They would allow me in “the frog pond” at Palanga,
in order to teach me how to swim.
The teacher was strict:
you had to do “the little star” right away,
to swim with boards,
then dive to the bottom
to find the key.
I had no sense of how
I was doing there, on the water.
Much later, during my studies,
I was writing a paper on a phrase
found in Camus’ notebooks:
I must write in the same way
that I must swim: because my body
requires it.
My body in adolescence
was ready enough to swim
to suit the lake’s initiative.
My daughter’s body,
swimming free without repression,
would not pass muster in the kiddie pool.
The lakes of books I swam across
as if drowning — each time I gasped
more dramatically
when I reached the shore.
My daughter’s lettering, pressed
all over my documents, is almost
unwilled, resistant to doctrine,
training, and the coach’s whistle.
In the swimming pool,
we wave our separate flippers —
just one body and blood
in our sacramental chalice.
Giedre Kazlauskaite is an award-winning Lithuanian poetess and author of four poetry collections, and editor of the weekly cultural periodical Šiaurės Atėnai (Athens of the North).
Written by Esad Babacic and translated by Andrej Pleterski
Air.
Plenty of air.
And a landscape.
A human in the middle,
sitting by the fire,
warming his hands.
Esad Babacic is one of Slovenia’s most celebrated poets.

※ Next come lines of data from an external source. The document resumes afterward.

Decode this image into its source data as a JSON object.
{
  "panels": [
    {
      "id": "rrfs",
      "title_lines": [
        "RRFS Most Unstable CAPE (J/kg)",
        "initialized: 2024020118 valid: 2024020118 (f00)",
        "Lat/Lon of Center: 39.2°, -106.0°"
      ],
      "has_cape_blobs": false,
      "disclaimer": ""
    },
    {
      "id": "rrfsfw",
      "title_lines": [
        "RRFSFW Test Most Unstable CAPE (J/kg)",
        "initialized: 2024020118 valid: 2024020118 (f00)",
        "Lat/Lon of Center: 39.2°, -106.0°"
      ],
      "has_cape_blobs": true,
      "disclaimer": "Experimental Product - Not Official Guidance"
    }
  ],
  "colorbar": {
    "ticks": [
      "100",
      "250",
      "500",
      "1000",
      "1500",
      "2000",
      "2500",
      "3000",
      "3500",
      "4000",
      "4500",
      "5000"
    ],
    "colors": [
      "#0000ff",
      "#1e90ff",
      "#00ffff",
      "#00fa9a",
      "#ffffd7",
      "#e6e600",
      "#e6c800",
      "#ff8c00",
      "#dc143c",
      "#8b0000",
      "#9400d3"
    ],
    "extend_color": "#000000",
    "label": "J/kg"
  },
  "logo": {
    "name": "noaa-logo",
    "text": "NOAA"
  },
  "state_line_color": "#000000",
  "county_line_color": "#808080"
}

Author of 15 collections of poetry, he is also a literary critic, translator from Serbian and Bosnian, journalist, actor, script-writer and activist.
Written by Dan Sociu and translated by Oana Sânziana Marian
We climbed out of the car, me to smoke,
you to collect ladybirds. We both
stopped near a tree-stump, made
two children, and in a year the storm took
our roof off. Another year burned
our little summer kitchen
to the ground. We endured hard winters,
snows that stuck and couldn’t be
unstuck from our skin. The clouds whizzed by
electrifying my beard. The children grew,
but our gazes remained young.
I threw out the cigarette butt, you put the bugs
in your pockets. We left the stump
behind, turned back to the road, to the car.
Dan Sociu is a renowned Romanian poet and author of seven poetry collections. He also works as an editor and translator from English.
Written and translated by Manjola Nasi
There is a bridge here, and I see myself
swaying on it.
The water, the trees, the afternoon light,
the creases between stones, dark and mossy,
the dragonflies, the tiny breeze of their wings.
There’s not a single soul by the river bank.
The bridge is here and I’m swaying inside it
like a child in a cot, lulled to sleep, to grow.
But I am the cross-section between bygone and nothing,
inconvenient past
embarrassing the present.
Implied promises are less binding than uttered ones.
The bridge is I myself, and I am the bridge.
What started out as human sacrifice by
immurement, so that the bridge would hold,
ended giving me the inflexible freedom
that if I want, I, too may not collapse,
now that I only have stones to bear.
No one comes this way, yet the bridge still holds on.
Manjola Nasi is an acclaimed Albanian poetess and author of two poetry collections. She is also an English language and creative writing lecturer and translator from English.